GLASWELT – Muss man denn das jetzige Thema verstehen? Wer muss denn informieren?

Bürgel – Die Pflicht sich zu informieren liegt beim Hersteller selbst. Für Fachbetriebe, die ihre Produkte beim Hersteller kaufen, sollte die Situation relativ einfach sein. Schwierig wird es immer dann, wenn der Fachbetrieb selbst zum Hersteller wird. Und das ist öfter der Fall, als es ihm klar ist.

GLASWELT – Und das sind welche Bereiche?

Bürgel – Zum Beispiel der Einbau von Rollläden im Neubau, wenn die Führungschienen vom Rollladenlieferanten nicht mitgeliefert worden sind bzw. beim Austausch eines Rollladenpanzers.
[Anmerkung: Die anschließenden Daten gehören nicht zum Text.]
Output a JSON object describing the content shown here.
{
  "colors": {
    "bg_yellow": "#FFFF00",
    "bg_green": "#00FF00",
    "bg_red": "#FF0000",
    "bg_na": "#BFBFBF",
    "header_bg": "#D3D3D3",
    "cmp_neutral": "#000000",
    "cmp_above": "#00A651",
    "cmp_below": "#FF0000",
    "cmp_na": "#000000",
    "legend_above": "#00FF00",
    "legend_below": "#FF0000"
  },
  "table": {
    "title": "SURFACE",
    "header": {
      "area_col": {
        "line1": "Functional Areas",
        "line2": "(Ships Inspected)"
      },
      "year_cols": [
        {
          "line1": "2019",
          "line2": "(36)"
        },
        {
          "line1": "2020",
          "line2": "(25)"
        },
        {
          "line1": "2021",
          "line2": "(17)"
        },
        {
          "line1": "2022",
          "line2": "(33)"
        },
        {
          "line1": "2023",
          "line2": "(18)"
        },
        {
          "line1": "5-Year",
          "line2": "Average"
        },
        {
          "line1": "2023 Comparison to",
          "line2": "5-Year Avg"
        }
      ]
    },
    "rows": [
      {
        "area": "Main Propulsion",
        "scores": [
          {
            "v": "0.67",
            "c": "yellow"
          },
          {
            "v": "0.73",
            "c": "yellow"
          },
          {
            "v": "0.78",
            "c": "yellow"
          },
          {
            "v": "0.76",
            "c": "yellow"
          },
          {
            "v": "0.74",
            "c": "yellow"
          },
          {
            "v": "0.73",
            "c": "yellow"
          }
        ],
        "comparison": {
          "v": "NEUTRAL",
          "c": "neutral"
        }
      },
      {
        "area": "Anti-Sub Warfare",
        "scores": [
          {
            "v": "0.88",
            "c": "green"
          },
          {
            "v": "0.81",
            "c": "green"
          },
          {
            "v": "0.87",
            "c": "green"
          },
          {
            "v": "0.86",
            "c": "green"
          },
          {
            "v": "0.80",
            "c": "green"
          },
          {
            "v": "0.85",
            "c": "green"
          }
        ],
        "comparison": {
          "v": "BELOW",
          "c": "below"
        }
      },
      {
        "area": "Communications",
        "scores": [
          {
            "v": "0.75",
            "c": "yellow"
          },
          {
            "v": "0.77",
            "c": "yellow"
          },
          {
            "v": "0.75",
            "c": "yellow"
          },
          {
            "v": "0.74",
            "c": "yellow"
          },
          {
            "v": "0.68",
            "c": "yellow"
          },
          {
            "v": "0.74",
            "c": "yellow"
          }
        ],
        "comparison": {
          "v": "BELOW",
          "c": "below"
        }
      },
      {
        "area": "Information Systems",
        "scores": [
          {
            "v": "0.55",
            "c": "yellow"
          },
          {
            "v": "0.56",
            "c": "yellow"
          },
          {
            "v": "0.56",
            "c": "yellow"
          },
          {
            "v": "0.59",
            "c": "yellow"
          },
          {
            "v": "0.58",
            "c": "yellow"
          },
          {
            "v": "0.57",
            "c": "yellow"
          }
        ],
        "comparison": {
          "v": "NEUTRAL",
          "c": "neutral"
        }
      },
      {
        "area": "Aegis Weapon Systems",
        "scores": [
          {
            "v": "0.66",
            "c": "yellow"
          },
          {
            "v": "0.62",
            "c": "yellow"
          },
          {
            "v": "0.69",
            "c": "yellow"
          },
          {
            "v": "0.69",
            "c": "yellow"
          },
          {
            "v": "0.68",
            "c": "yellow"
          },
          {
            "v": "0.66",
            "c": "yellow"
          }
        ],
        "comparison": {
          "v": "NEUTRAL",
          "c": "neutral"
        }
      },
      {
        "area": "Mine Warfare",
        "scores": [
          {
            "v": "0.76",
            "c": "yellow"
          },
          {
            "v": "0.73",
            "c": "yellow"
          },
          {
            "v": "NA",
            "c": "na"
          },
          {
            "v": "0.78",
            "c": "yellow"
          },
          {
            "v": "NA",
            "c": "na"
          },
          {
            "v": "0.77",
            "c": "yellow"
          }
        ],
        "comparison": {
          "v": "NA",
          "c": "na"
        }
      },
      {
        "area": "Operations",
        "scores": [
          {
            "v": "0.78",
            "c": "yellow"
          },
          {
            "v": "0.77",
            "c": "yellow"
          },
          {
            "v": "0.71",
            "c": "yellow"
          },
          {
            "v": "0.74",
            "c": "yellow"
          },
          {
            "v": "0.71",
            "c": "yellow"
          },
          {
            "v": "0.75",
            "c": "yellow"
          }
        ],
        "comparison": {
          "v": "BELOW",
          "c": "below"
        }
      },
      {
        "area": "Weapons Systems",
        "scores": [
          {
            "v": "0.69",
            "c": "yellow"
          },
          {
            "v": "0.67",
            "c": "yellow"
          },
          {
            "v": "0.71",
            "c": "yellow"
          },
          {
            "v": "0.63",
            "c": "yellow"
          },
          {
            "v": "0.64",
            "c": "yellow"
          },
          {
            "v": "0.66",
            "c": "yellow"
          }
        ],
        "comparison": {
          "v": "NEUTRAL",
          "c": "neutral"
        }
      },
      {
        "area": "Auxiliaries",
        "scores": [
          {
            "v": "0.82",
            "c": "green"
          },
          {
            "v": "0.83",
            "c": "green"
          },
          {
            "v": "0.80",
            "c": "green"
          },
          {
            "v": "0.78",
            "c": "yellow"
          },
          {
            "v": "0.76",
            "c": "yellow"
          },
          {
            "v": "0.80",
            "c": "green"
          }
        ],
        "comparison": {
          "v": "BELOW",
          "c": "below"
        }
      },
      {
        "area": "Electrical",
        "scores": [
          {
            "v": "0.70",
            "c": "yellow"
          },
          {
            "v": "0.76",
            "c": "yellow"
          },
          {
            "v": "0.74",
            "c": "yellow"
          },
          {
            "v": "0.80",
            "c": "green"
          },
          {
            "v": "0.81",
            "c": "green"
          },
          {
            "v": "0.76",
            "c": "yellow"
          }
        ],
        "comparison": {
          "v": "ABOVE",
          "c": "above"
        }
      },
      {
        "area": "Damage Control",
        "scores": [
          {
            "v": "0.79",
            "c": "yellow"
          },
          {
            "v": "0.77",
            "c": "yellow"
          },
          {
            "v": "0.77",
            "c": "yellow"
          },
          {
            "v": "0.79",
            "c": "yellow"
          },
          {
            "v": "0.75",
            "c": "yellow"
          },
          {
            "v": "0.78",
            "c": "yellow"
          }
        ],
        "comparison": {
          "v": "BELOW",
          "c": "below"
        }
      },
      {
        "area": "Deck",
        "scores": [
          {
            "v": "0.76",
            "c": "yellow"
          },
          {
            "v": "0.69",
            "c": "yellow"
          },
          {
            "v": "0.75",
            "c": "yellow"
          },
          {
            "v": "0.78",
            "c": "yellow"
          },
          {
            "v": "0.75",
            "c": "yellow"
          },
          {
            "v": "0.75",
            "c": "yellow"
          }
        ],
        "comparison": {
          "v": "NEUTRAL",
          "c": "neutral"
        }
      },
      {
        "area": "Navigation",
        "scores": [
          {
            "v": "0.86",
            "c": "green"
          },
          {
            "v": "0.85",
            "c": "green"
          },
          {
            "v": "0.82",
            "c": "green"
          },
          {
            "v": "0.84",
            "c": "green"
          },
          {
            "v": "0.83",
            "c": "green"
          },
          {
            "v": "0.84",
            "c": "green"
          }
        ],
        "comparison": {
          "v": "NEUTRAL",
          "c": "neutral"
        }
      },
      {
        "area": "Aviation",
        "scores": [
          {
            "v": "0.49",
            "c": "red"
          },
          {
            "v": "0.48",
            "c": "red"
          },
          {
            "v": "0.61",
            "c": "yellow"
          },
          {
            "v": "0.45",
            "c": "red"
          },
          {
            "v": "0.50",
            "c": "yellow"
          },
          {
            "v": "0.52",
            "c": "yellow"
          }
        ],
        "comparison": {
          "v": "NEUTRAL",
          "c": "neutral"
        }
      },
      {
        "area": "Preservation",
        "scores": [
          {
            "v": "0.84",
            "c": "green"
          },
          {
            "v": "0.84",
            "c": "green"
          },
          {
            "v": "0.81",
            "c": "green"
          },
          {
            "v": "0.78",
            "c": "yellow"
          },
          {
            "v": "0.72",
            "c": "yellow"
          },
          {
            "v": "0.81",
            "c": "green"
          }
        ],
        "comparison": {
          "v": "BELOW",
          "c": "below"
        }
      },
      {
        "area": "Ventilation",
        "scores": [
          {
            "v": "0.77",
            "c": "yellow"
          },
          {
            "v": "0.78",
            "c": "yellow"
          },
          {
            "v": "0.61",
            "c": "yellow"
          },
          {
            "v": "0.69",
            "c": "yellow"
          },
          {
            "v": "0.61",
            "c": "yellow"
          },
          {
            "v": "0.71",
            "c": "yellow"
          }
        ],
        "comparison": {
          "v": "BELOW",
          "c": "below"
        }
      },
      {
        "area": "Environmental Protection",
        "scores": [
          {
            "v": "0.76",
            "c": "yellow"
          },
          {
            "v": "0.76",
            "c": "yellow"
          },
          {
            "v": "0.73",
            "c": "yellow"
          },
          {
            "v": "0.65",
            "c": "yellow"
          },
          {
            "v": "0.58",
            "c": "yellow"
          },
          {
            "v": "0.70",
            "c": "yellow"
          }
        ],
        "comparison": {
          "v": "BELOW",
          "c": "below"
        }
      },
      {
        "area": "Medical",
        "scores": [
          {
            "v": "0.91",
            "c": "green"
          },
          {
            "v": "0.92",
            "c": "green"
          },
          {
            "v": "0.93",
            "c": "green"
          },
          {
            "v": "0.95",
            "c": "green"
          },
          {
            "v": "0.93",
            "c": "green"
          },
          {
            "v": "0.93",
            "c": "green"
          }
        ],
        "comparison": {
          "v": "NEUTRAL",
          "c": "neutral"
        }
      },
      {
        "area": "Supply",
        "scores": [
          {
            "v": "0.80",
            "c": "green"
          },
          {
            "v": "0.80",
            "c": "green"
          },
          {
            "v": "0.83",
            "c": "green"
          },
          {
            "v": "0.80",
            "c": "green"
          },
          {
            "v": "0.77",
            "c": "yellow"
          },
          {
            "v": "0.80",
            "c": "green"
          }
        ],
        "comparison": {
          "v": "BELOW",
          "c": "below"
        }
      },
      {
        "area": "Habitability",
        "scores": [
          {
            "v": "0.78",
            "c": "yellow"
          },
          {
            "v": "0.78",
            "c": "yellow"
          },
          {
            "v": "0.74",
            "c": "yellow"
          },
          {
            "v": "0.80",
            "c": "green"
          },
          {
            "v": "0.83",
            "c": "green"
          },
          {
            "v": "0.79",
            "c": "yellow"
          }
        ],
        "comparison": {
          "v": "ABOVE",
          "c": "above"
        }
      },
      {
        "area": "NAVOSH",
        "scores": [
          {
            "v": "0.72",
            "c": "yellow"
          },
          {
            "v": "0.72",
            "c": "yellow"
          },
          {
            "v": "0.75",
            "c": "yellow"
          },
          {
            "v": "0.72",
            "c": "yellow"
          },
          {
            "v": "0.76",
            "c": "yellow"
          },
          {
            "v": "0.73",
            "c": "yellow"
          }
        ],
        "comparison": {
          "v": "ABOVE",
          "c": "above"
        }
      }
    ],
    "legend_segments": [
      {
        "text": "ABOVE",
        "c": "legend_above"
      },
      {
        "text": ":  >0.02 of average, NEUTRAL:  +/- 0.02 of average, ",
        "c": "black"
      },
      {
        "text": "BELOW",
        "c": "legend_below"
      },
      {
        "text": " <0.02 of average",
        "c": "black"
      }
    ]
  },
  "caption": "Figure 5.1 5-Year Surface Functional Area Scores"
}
GLASWELT – Das bedeutet im Klartext?

Bürgel – Ein CE-Zeichen kann nur zusammen für Rollladenpanzer und Führungsschienen erstellt werden. Da im Regelfall die Führungsschienen meist vor Ort vorhanden sind, wird der einbauende Fachbetrieb bei Verwendung dieser zum Hersteller und muss auch die CE-Kennzeichnung erstellen. Er kann sich allerdings die Leistungsdaten und Prüfungen seines Vorlieferanten zu eigen machen. Besonders kritisch ist der Bereich Reparatur oder Austausch zu sehen. Produkte, die ohne Veränderung der Originalleistung, des Zwecks oder Typs repariert worden sind, unterliegen nicht der Konformitätsbewertung gemäß der Bauprodukte-Verordnung. Das gleiche gilt für Ersatzteile oder Eins-zu-Eins-Austauschprodukte, wenn sich die Originalleistung des Produkts nicht geändert hat. Sollte es beispielsweise nach einem Hagelschaden zu einem Komplettaustausch des Panzers kommen, sollte man sorgfältig überprüfen, ob die Anforderungen der Windwiderstandklasse mit dem Austauschprodukt erfüllt werden können. Hier gilt es also mit Augenmaß zu handeln.